Sometimes when I was reading it I would get tripped up over some of the phrasing. While the story itself was pretty well done and kept me interested, there were times that the writing felt a little choppy or awkward. There were a number of times that I would get hung up on a sentence because of the language that was chosen to convey it. It doesn’t break the book, but it did take me out of the story whenever it did happen. I usually saw what their effect was supposed to be, but mostly they just didn’t quite bring me to where they were meant to. There were also a couple of tangential moves in the story that were a little bit confusing for me, and even after trying to go back and discern what had happened, I was still left scratching my head. I also did, ultimately, have a hard time wrapping my head around the women characters in this book. I know that we were seeing them through the eyes of Our Narrator, who has a lot of contempt for women in general, but I had a hard time understanding the motivations of those who were present, at least when it came to having a relationship with him. This was the most apparent with Our Narrator’s ex-wife. Sure, we know that she got out of the marriage, but I never really understood why she got in it in the first place. I should mention that it’s a first person narrator who is unreliable at best, so this could be me nit picking, but I wanted to see some idea as to why she would have had associated with this man, much less had a child with him!

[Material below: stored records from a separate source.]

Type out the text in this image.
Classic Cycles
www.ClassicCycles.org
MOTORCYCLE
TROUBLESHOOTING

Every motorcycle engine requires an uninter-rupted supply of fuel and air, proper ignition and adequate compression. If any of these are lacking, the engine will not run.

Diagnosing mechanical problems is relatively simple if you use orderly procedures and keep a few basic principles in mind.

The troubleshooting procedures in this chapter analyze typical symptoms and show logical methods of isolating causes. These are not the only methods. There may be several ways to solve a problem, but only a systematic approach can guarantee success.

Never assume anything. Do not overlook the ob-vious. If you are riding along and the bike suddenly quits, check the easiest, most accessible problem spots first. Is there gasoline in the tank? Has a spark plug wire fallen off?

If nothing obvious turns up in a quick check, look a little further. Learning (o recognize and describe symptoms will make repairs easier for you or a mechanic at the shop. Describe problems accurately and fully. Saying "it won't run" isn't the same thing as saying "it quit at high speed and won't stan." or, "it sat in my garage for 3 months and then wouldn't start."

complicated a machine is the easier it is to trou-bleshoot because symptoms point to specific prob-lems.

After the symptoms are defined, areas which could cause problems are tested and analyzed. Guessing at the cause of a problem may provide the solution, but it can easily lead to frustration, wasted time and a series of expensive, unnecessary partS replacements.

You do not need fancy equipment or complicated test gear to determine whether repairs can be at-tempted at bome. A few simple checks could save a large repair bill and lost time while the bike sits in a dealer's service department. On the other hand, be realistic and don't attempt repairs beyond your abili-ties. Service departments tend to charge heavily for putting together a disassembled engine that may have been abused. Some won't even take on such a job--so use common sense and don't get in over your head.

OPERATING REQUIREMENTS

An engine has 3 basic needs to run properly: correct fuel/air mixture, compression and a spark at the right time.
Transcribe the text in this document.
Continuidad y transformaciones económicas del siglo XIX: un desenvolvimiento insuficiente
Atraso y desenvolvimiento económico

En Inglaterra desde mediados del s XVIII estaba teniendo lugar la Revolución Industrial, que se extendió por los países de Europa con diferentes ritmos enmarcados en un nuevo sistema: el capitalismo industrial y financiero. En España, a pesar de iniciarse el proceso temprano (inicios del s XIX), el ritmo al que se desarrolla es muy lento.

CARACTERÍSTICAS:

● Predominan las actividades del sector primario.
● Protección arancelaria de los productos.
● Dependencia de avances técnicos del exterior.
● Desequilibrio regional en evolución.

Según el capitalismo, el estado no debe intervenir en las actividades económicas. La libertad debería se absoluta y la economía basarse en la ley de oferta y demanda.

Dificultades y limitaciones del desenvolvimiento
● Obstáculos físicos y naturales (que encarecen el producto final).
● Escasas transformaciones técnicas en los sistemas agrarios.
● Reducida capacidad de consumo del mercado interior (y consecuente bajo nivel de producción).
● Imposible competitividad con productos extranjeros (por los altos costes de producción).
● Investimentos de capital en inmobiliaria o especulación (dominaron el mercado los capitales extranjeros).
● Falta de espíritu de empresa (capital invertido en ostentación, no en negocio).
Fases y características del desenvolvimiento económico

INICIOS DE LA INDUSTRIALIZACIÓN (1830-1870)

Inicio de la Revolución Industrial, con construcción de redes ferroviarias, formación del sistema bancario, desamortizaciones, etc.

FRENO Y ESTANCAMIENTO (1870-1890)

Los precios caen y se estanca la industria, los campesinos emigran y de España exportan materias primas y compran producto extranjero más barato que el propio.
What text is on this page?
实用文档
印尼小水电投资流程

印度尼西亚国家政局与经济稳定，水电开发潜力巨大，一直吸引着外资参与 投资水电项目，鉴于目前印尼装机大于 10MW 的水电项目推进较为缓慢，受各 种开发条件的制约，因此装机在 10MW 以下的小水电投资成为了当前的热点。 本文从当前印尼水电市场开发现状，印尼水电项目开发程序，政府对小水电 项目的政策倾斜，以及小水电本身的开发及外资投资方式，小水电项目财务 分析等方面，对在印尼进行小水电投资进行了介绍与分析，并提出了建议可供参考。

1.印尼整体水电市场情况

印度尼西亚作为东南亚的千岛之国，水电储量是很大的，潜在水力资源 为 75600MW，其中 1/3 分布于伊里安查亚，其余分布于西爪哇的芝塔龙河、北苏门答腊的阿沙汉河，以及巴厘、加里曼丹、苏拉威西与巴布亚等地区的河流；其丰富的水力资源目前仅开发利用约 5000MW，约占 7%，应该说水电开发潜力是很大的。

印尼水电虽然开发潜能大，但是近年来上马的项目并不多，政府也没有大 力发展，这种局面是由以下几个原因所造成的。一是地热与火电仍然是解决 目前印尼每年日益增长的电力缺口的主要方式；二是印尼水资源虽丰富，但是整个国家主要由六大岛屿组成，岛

I was pleasantly surprised by “Daddy Dearest”. I think that if you are a fan of thrillers and can overlook some fumbling writing quirks, this may be one to check out. It definitely left me guessing, which is really what one wants in a book like this.

Rating 6: Though the writing is a bit clunky at times and some of the characters a little flat, the plot is well paced and did keep me guessing. A solid mystery with some good twists.

Reader’s Advisory:

As of this writing “Daddy Dearest” is not on any lists on Goodreads. However, I think that you will find similar stories on “Popular Unreliable Narrator Books”, and “Popular Missing Persons Books”.

Though “Daddy Dearest” is not available on WorldCat as of this writing, you can find it on Amazon and Smashwords on June 1st.